Shadow, acoustic redshift, and transfer observables of Lorentz-violating rotating acoustic black holes

We develop an impact-parameter-resolved transfer analysis for the rotating acoustic black hole with Lorentz symmetry violation. The background is the $(2+1)$-dimensional Lorentz-violating draining-bathtub geometry, where the draining parameter $A$ fixes the sonic horizon, the circulation parameter $B$ controls rotation, and the Lorentz-breaking parameter $\alpha$ deforms the effective acoustic metric. We derive the null-ray equations, the critical-impact-parameter conditions, the acoustic shadow interval, and the redshift transfer factor.
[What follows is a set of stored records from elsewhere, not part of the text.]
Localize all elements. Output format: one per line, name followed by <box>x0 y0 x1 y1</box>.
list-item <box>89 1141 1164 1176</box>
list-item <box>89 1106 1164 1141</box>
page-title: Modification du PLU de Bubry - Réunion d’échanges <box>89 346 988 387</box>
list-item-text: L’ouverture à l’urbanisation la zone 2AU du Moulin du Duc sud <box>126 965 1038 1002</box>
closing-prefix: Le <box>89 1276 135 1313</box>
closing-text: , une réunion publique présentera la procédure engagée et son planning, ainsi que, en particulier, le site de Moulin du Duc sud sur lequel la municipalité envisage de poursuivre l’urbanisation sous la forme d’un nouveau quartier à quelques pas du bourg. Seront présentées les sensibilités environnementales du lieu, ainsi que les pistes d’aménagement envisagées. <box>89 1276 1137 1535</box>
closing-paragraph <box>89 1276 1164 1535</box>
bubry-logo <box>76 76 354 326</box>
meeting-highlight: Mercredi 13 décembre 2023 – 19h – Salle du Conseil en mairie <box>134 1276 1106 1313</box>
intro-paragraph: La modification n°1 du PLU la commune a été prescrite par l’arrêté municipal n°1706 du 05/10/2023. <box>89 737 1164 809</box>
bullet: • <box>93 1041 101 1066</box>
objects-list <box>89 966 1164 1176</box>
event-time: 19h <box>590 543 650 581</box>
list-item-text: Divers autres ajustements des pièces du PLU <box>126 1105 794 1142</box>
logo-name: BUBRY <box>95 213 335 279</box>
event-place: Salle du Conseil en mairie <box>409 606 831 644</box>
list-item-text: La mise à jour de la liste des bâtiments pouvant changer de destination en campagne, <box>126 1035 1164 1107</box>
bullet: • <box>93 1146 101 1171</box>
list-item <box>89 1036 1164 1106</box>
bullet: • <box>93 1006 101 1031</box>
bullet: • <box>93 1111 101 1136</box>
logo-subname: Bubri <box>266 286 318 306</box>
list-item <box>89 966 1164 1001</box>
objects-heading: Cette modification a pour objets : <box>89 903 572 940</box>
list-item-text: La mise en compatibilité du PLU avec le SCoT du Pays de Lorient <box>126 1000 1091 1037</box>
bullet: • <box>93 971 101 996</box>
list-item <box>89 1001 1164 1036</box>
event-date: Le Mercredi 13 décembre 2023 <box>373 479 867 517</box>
We then formulate an intensity-transfer prescription for thin rings and extended disks that accounts for source emissivity, emitter motion, finite source width, and detector convolution. The resulting observables form a hierarchy: the shadow width probes Lorentz-violating broadening, the shadow centroid traces rotation, the left-right acoustic-redshift asymmetry tests branch-dependent Doppler and frame-dragging effects, and the integrated flux asymmetry measures their imprint on the observed intensity. We also construct synthetic two-dimensional acoustic screen maps, showing that the $(2+1)$-dimensional capture interval is naturally represented as a vertical strip whose displacement and brightness imbalance encode the combined effects of $B$ and $\alpha$. We focus on the exterior-regular regime $\alpha\geq0$, with $\alpha=0$ retained as the Lorentz-symmetric benchmark.